The Summer of Spook Review #3
People fear death and the afterlife. They fear the punishment that they will receive for their sins and misdeeds. Films have explored death, the afterlife, demons, Satan, and Hell, but none have explored it with the same emotional and psychological horror present in Nobuo Nakagawa’s Jigoku. Jigoku doesn’t position the demons or devils of Hell as the tormentors but instead has the people in Hell tortured through their own guilt. The tormentors of Hell do torture and harm the people who have descended into Hell, but the movie shows people as their own tormentors plagued by guilt, and that manifests into torture and horrific bodily harm.
Jigoku tells the story of a young man named Shiro (Shigeru Amachi). Shiro is a theology student that is well-liked by his professor. He has recently gotten engaged to his professor’s daughter, his fiancee is possibly pregnant with their child, and everyone seems to think he has a bright future ahead of him, but Shiro is tormented by a hit and run that he and his friend Tamura (Yoichi Numata) committed one evening that left a man dead. Tamura is much more cold and lackadaisical about the manslaughter, but Shiro is haunted by guilt. It isn’t long before more tragedy begins to befall Shiro. His fiancee dies, and their unborn child dies in the process, his mother becomes mortally ill, he discovers that his father is an uncaring and philanderous man who refuses to aid his ailing wife, and the lover and mother of the man killed hunt Shiro wanting revenge. Nakagawa’s presentation of this material is quite dreamlike–nightmarish probably makes more sense–and surreal. The character of Tamura is unlike any other in the film, and his presence in the film adds to the surreal quality that persists throughout the entirety of the film. Tamura’s actor, Yoichi Numata, even expressed his confusion in the role and was unsure how exactly to play him. He comes across as devilish, and I was waiting for the film to reveal that he was tormenting Shiro as a ghost or Prince of Hell, but instead, he ends up in Hell tormented for his multitude of sins.
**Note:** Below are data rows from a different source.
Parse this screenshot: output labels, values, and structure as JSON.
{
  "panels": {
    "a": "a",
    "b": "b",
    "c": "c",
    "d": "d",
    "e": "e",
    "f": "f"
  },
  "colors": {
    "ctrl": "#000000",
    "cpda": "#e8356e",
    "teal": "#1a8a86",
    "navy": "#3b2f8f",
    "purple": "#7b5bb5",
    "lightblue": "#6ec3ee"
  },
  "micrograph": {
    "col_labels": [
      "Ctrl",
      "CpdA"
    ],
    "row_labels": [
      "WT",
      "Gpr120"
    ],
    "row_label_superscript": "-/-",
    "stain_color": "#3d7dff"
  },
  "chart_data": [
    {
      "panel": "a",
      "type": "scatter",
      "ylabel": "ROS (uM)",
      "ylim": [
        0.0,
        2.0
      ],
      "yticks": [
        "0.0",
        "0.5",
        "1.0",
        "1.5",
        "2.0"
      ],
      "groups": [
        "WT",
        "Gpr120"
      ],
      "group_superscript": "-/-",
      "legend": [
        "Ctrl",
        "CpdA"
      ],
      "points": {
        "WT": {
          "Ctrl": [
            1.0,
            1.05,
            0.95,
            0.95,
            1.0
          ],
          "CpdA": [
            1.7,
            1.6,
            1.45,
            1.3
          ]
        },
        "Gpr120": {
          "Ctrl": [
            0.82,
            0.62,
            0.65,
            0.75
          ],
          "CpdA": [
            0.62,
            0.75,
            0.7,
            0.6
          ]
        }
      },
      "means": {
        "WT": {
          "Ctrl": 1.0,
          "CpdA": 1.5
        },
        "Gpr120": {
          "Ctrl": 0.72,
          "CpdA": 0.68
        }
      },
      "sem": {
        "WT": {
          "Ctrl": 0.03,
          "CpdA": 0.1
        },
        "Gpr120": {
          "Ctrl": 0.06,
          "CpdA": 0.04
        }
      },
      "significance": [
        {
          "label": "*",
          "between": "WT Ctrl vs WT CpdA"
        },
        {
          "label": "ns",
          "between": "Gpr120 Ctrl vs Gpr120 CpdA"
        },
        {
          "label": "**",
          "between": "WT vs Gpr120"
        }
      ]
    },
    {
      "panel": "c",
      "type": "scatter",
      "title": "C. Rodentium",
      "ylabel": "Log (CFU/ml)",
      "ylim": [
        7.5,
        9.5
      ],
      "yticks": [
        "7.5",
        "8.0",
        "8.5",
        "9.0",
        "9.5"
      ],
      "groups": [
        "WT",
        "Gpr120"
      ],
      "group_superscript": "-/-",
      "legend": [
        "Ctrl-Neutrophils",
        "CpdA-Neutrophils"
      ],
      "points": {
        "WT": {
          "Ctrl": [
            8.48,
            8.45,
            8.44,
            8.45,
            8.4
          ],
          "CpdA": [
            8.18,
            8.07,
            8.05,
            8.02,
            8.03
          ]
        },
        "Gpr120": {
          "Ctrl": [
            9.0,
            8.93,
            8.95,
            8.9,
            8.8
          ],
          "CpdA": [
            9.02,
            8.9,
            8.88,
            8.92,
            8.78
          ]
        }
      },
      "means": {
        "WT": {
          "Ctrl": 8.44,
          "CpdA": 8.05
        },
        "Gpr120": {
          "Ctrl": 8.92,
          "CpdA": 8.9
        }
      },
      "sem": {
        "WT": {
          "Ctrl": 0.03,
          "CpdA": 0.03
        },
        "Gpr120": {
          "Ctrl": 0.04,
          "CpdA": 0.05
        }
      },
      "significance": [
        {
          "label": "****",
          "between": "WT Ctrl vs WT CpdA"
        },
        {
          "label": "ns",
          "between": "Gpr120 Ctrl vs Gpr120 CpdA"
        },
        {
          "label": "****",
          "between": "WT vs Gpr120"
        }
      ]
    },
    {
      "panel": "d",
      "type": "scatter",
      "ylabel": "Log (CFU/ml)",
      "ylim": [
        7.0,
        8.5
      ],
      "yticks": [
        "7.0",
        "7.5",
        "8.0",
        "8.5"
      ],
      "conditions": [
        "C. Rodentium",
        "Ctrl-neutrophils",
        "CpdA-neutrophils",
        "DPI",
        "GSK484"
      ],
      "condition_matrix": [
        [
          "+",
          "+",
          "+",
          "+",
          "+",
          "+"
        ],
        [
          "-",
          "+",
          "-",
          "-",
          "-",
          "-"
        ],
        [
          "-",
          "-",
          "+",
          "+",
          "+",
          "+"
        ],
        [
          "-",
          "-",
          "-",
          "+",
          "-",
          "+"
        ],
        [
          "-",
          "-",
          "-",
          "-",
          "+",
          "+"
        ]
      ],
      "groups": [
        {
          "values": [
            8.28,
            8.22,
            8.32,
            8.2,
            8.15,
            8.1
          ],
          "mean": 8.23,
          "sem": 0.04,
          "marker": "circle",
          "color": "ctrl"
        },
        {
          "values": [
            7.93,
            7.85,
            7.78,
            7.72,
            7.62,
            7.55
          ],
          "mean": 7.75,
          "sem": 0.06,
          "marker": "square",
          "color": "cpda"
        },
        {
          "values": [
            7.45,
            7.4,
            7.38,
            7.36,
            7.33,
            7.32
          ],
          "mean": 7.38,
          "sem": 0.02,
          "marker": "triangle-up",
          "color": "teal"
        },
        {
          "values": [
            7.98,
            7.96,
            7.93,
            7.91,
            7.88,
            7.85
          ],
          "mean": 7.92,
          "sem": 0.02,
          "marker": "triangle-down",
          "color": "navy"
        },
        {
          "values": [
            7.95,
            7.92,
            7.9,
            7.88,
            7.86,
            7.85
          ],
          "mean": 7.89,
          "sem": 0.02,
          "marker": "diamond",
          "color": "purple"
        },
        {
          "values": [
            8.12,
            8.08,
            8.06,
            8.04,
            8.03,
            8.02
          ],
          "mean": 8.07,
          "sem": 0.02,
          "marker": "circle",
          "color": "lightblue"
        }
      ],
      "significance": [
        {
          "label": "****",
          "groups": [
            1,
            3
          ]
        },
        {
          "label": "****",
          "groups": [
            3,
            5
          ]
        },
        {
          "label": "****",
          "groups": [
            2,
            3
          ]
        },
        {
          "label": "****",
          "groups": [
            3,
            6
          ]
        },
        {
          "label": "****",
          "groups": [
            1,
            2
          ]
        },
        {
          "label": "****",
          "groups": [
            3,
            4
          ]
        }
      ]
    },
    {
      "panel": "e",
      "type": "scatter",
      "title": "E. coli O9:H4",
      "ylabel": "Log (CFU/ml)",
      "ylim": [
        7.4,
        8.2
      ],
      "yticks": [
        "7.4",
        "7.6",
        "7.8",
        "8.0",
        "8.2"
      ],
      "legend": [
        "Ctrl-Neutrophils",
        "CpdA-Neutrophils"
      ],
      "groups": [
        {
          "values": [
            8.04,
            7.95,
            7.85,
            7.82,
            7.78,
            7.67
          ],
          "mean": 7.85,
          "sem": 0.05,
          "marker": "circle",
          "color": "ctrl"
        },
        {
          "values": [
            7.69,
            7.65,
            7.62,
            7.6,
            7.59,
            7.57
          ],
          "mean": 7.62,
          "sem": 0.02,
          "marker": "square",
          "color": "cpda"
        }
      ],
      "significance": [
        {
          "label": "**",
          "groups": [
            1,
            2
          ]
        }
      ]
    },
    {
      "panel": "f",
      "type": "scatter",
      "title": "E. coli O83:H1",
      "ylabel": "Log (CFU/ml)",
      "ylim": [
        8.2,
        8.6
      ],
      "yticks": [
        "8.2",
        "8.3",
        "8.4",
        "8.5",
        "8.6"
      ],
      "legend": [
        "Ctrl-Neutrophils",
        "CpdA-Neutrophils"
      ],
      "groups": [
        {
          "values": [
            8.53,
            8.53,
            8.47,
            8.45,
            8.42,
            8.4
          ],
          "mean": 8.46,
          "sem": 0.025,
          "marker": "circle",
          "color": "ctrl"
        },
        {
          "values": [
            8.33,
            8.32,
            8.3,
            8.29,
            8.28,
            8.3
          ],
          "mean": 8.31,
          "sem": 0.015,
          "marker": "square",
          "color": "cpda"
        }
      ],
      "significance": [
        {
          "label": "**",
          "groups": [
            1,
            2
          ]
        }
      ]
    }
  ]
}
Jigoku is an incredibly cynical film. There is no sign of hope or paradise anywhere to be found. The only redemption that anyone can receive comes in the form of endless torment in the depths of Hell. Nakagawa never dangles an ounce of hope in front of your face. From the start of the film, you know that it ends in Hell and torment. The end did leave me questioning whether or not Shiro had gained some form of redemption. In the end, Shiro’s lover and sister beckon him from afar, and where they are standing looks nothing like the Hell that he has just gone through, but having watched the movie I feel that the end may be a trick and a false sense of hope to lure the audience into believing that is some form of a happy ending. Ichiro Miyagawa joked about Heaven being in the sequel, but that was only a joke.
Jigoku is an emotionally taxing movie. The literal and figurative Hell that Shiro goes through is devastating and horrific to watch. Jigoku is a nightmarish portrayal of guilt and Hell. It is probably one of the most terrifying portrayals of Hell I have seen put to film. It is a masterpiece of horror cinema and an essential entry into the genre that shouldn’t be overlooked, but prepare to be tormented by the psychological, emotional, and violent horror present on the screen.